Василий смутился было, но тотчас оправился. "Какие часы? Что вы говорите? Бог с вами! Никаких нет у меня часов!"
- Я знаю, что я говорю, а ты не лги. Часы у тебя. Отдай их!
- Нет у меня ваших часов.
- А как же ты в трактире...- начал было я, но Давыд меня остановил.
- Василий Терентьев!- произнес он глухо и грозно. Нам доподлинно известно, что часы у тебя. Говорят тебе честью: отдай их. А если ты не отдашь...
Василий нагло ухмыльнулся.
- И что же вы тогда со мною сделаете?

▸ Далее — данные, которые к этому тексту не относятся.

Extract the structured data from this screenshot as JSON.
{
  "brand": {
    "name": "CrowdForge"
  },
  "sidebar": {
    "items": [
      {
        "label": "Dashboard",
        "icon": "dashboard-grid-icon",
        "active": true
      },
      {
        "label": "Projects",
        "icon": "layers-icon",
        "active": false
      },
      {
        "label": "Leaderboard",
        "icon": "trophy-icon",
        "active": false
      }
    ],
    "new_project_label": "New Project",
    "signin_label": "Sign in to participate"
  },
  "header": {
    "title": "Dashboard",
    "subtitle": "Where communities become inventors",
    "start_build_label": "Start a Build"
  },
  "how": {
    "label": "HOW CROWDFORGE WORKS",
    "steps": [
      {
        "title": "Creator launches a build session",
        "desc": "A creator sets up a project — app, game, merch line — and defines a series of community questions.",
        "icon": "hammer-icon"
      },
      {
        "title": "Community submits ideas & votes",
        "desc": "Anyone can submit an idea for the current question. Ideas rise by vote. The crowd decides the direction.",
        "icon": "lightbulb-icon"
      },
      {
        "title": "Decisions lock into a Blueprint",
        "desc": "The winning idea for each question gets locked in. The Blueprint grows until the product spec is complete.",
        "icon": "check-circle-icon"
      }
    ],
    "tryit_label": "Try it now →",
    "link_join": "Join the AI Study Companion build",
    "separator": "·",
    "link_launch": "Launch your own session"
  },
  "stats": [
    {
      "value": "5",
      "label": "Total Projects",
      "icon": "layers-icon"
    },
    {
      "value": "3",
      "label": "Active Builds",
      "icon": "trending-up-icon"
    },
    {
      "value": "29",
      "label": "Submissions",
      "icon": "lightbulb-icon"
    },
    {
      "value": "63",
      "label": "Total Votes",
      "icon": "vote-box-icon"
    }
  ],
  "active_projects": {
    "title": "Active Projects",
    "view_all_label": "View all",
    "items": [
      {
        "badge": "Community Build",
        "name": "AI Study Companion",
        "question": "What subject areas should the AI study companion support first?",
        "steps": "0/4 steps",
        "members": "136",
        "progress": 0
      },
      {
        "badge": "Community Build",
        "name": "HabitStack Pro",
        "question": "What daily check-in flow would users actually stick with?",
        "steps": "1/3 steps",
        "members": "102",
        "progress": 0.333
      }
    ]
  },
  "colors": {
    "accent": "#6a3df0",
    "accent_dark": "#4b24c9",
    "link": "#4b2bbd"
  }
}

Ну-с?
- Что? Мы оба до тех пор с тобой драться будем, пока либо ты нас победишь, либо мы тебя.
Василий засмеялся.
- Драться? Это не барское дело! С холопом-то драться?
Давыд вдруг вцепился Василию в жилет.
- Да мы не на кулаки с тобою драться будем,- произнес он со скрежетом зубов,- пойми ты! А я тебе дам нож и сам возьму... Ну и посмотрим, кто кого? Алексей! - скомандовал он мне,- беги за моим большим ножом, знаешь, черенок у него костяной - он там на столе лежит, а другой у меня в кармане.

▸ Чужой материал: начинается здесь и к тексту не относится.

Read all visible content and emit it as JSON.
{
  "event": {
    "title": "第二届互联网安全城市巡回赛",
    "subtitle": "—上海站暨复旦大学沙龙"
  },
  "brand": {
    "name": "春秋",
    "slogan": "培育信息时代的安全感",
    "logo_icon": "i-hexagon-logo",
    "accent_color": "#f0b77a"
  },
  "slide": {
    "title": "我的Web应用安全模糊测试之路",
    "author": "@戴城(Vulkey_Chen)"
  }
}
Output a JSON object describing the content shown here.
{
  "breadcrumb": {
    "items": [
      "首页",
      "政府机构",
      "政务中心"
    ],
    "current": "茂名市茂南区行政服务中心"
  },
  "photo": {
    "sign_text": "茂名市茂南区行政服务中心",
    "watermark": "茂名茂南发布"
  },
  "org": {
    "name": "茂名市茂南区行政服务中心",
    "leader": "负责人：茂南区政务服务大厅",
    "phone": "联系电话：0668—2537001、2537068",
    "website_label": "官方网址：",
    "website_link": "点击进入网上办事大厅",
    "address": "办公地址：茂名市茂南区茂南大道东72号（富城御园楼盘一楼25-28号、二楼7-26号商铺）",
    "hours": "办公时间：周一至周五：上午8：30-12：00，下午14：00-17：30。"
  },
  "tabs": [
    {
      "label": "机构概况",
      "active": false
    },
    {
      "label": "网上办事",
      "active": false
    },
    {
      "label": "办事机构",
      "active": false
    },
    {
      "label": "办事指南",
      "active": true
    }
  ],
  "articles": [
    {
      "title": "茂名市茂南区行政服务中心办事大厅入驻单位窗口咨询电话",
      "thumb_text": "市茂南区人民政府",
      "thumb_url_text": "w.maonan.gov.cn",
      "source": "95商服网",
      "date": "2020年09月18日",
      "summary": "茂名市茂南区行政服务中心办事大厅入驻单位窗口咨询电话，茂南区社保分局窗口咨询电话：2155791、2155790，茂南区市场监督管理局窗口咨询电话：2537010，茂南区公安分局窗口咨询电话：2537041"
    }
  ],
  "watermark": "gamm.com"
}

Василий вдруг так и обмер. Давыд все держал его за жилет.
- Помилуйте... помилуйте, Давыд Егорыч,- залепетал он; даже слезы выступили у него на глаза,- что вы это? Что вы? Пустите!
- Не выпущу я тебя. И пощады тебе не будет! Сегодня ты от нас отвертишься, мы завтра опять начнем.- Алешка! где же нож!

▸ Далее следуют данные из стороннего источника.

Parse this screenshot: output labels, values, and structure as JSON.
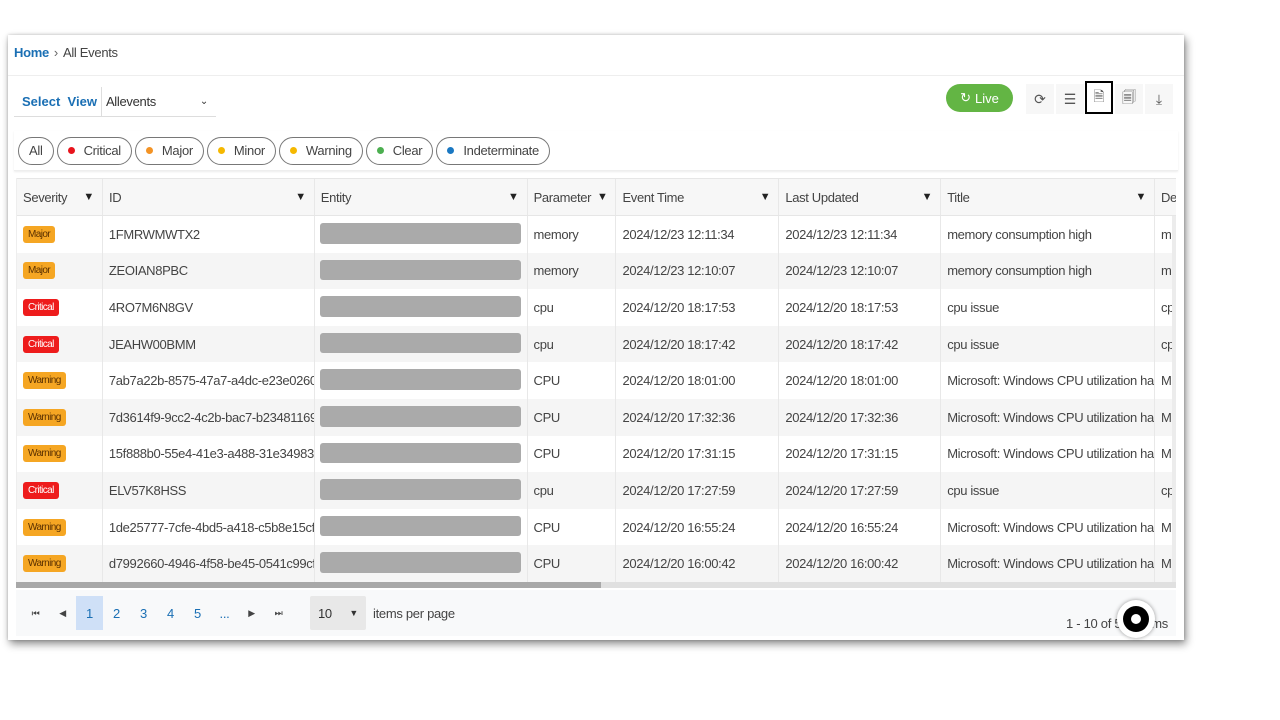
{
  "breadcrumb": {
    "home": "Home",
    "current": "All Events"
  },
  "view": {
    "label1": "Select",
    "label2": "View",
    "selected": "Allevents"
  },
  "toolbar": {
    "live_label": "Live",
    "icons": [
      "refresh-icon",
      "list-icon",
      "export-file-icon",
      "report-icon",
      "download-icon"
    ]
  },
  "filters": [
    {
      "label": "All",
      "color": null
    },
    {
      "label": "Critical",
      "color": "#e8141c"
    },
    {
      "label": "Major",
      "color": "#f39325"
    },
    {
      "label": "Minor",
      "color": "#f5b800"
    },
    {
      "label": "Warning",
      "color": "#f5b800"
    },
    {
      "label": "Clear",
      "color": "#4caf50"
    },
    {
      "label": "Indeterminate",
      "color": "#1a78c2"
    }
  ],
  "severity_colors": {
    "Major": "#f5a623",
    "Critical": "#ee1c1c",
    "Warning": "#f5a623"
  },
  "columns": [
    "Severity",
    "ID",
    "Entity",
    "Parameter",
    "Event Time",
    "Last Updated",
    "Title",
    "De"
  ],
  "rows": [
    {
      "severity": "Major",
      "id": "1FMRWMWTX2",
      "parameter": "memory",
      "event_time": "2024/12/23 12:11:34",
      "last_updated": "2024/12/23 12:11:34",
      "title": "memory consumption high",
      "desc": "m"
    },
    {
      "severity": "Major",
      "id": "ZEOIAN8PBC",
      "parameter": "memory",
      "event_time": "2024/12/23 12:10:07",
      "last_updated": "2024/12/23 12:10:07",
      "title": "memory consumption high",
      "desc": "m"
    },
    {
      "severity": "Critical",
      "id": "4RO7M6N8GV",
      "parameter": "cpu",
      "event_time": "2024/12/20 18:17:53",
      "last_updated": "2024/12/20 18:17:53",
      "title": "cpu issue",
      "desc": "cp"
    },
    {
      "severity": "Critical",
      "id": "JEAHW00BMM",
      "parameter": "cpu",
      "event_time": "2024/12/20 18:17:42",
      "last_updated": "2024/12/20 18:17:42",
      "title": "cpu issue",
      "desc": "cp"
    },
    {
      "severity": "Warning",
      "id": "7ab7a22b-8575-47a7-a4dc-e23e0260...",
      "parameter": "CPU",
      "event_time": "2024/12/20 18:01:00",
      "last_updated": "2024/12/20 18:01:00",
      "title": "Microsoft: Windows CPU utilization ha...",
      "desc": "M"
    },
    {
      "severity": "Warning",
      "id": "7d3614f9-9cc2-4c2b-bac7-b23481169...",
      "parameter": "CPU",
      "event_time": "2024/12/20 17:32:36",
      "last_updated": "2024/12/20 17:32:36",
      "title": "Microsoft: Windows CPU utilization ha...",
      "desc": "M"
    },
    {
      "severity": "Warning",
      "id": "15f888b0-55e4-41e3-a488-31e34983...",
      "parameter": "CPU",
      "event_time": "2024/12/20 17:31:15",
      "last_updated": "2024/12/20 17:31:15",
      "title": "Microsoft: Windows CPU utilization ha...",
      "desc": "M"
    },
    {
      "severity": "Critical",
      "id": "ELV57K8HSS",
      "parameter": "cpu",
      "event_time": "2024/12/20 17:27:59",
      "last_updated": "2024/12/20 17:27:59",
      "title": "cpu issue",
      "desc": "cp"
    },
    {
      "severity": "Warning",
      "id": "1de25777-7cfe-4bd5-a418-c5b8e15cf...",
      "parameter": "CPU",
      "event_time": "2024/12/20 16:55:24",
      "last_updated": "2024/12/20 16:55:24",
      "title": "Microsoft: Windows CPU utilization ha...",
      "desc": "M"
    },
    {
      "severity": "Warning",
      "id": "d7992660-4946-4f58-be45-0541c99cf...",
      "parameter": "CPU",
      "event_time": "2024/12/20 16:00:42",
      "last_updated": "2024/12/20 16:00:42",
      "title": "Microsoft: Windows CPU utilization ha...",
      "desc": "M"
    }
  ],
  "pagination": {
    "pages": [
      "1",
      "2",
      "3",
      "4",
      "5",
      "..."
    ],
    "current": "1",
    "page_size": "10",
    "items_per_page_label": "items per page",
    "summary_left": "1 - 10 of 5",
    "summary_right": "ms"
  }
}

- Давыд Егорыч!- заревел Василий,- не делайте убивства... Что же это такое? А часы... Я точно... Я пошутил. Я их вам сию минуту представлю. Как же это? То Хрисанфу Лукичу брюхо пороть, то мне! Пустите меня, Давыд Егорыч... Извольте получить часы. Папеньке только не сказывайте.
Давыд выпустил из рук Васильев жилет. Я посмотрел ему в лицо: точно,- и не Василью можно было испугаться. Такое унылое... и холодное... и злое.
Василий вскочил в дом и немедленно вернулся оттуда с часами в руке. Молча отдал он их Давыду и, только возвращаясь обратно в дом, громко воскликнул на пороге: "Тьфу ты, окказия!"
На нем все еще лица не было. Давыд качнул головою и пошел в нашу комнату. Я опять поплелся за ним. "Суворов! как есть Суворов!" - думал я про себя. Тогда, в 1801 году, Суворов был наш первый, народный герой.
Давыд запер за собою дверь, положил часы на стол, скрестил руки и - о, чудо!- засмеялся.- Глядя на него, я засмеялся тоже.
- Этакая штука удивительная!- начал он.- Никак мы от этих часов отбояриться не можем. Заколдованные они, право. И с чего я вдруг этак озлился?
- Да, с чего?- повторил я.- Оставил бы ты их у Василья...
- Ну, нет,- перебил Давыд.- Это шалишь! Но что мы с ними теперь сделаем?
- Да! Что?
Мы оба уставились на часы - и задумались. Украшенные голубым бисерным шнурком (злополучный Василий впопыхах не успел снять шнурок этот, который ему принадлежал) - они преспокойно делали свое дело: чикали - правда, несколько вперебивку,- и медленно передвигали свою медную минутную стрелку.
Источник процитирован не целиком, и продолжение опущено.